Leading Chinese cryptocurrency miner maker Canaan doesn’t seem to have a problem with the local crypto ban as the company’s overall performance continued to grow in 2022.
Canaan officially announced its financial results for the second quarter of 2022 on Thursday, reporting a 117% increase in gross profit compared to the same period of 2021. According to the company, second quarter profits were 930 million renminbi (RMB), or nearly $139 million. .
The company’s second-quarter net profit was RMB608 million, or $91 million, an increase of 149% from RMB425 million in the same period last year. Canaan noted that the foreign currency translation adjustment in the second quarter was a gain from previous losses due to the appreciation of the US dollar against the RMB in the second quarter.
Despite strong earnings, Canaan found the second quarter a tough time due to Bitcoin (BTC) falling below $20,000 in June, company CEO Nangeng Zhang said.
“The COVID-19-related lockdown in key cities across China has also caused severe disruptions to our daily operations and demand for our AI chips,” he noted.
Zhang mentioned that Canaan has expanded its global presence, especially by establishing an international headquarters in Singapore. The company also strived to expand its mining business, generating more BTC with an improved power supply. At the end of June, Canaan held a total of 346.84 BTC, or $8.1 million, the CEO said, adding:
“We are fully aware of the downward pressure exerted by the price of Bitcoin since the last fourth quarter and expect it to bring prolonged headwinds to our performance over the coming quarters. Nevertheless, we believe in the unique value of Bitcoin and its long-term prospects.
Canaan’s CFO James Jin Cheng echoed the CEO’s remarks, saying the company expects a tougher market environment due to the lower Bitcoin price level as well as an increase in the energy prices and various pandemic and geopolitical uncertainties. He stated:
“While the price of Bitcoin declined further in the second quarter, we reactively lowered the price of our products for spot sales to bear the pressure with our customers. […] We expect the gross margin to decline significantly in the second half of this year. »

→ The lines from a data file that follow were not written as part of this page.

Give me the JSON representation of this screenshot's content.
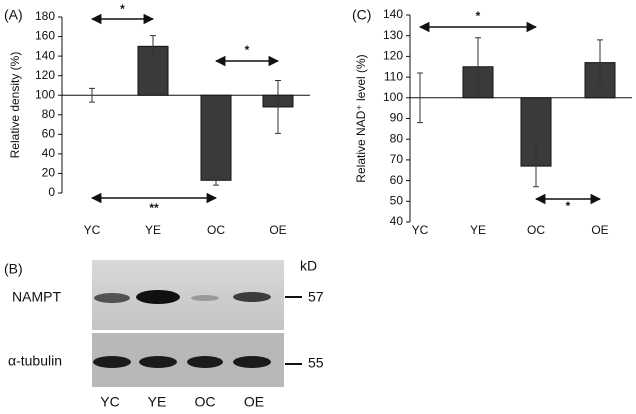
{
  "chart_data": [
    {
      "type": "bar",
      "panel": "(A)",
      "ylabel": "Relative density (%)",
      "categories": [
        "YC",
        "YE",
        "OC",
        "OE"
      ],
      "values": [
        100,
        150,
        13,
        88
      ],
      "errors": [
        7,
        11,
        5,
        27
      ],
      "color": "#3a3a3a",
      "baseline": 100,
      "ylim": [
        0,
        180
      ],
      "yticks": [
        0,
        20,
        40,
        60,
        80,
        100,
        120,
        140,
        160,
        180
      ],
      "annotations": [
        {
          "text": "*",
          "from": "YC",
          "to": "YE"
        },
        {
          "text": "*",
          "from": "OC",
          "to": "OE"
        },
        {
          "text": "**",
          "from": "YC",
          "to": "OC"
        }
      ]
    },
    {
      "type": "bar",
      "panel": "(C)",
      "ylabel": "Relative NAD⁺ level (%)",
      "categories": [
        "YC",
        "YE",
        "OC",
        "OE"
      ],
      "values": [
        100,
        115,
        67,
        117
      ],
      "errors": [
        12,
        14,
        10,
        11
      ],
      "color": "#3a3a3a",
      "baseline": 100,
      "ylim": [
        40,
        140
      ],
      "yticks": [
        40,
        50,
        60,
        70,
        80,
        90,
        100,
        110,
        120,
        130,
        140
      ],
      "annotations": [
        {
          "text": "*",
          "from": "YC",
          "to": "OC"
        },
        {
          "text": "*",
          "from": "OC",
          "to": "OE"
        }
      ]
    }
  ],
  "blot": {
    "panel": "(B)",
    "unit": "kD",
    "rows": [
      {
        "label": "NAMPT",
        "size": "57"
      },
      {
        "label": "α-tubulin",
        "size": "55"
      }
    ],
    "lanes": [
      "YC",
      "YE",
      "OC",
      "OE"
    ]
  }
}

The current cryptocurrency winter is not the only concern for crypto mining companies in China, however. As previously reported, China announced a blanket ban on all crypto operations – including mining and trading – in September 2021, prompting many companies to force global expansion and flee to other countries. . Prior to the ban, China was destroying several crypto mining farms in an effort to save energy and curb crypto operations in the country.
Related: Bitcoin mining revenue jumps 68.6% from worst day of 2022
Apparently, the “Great Chinese Crypto Ban” hasn’t affected local crypto enthusiasts and businesses too much so far, with China once again becoming the second largest Bitcoin mining country in January 2022. According to data from the Cambridge Bitcoin Electricity Consumption Index, China still hosts 21% of the total global Bitcoin hash rate, after only the United States, which produces 38%.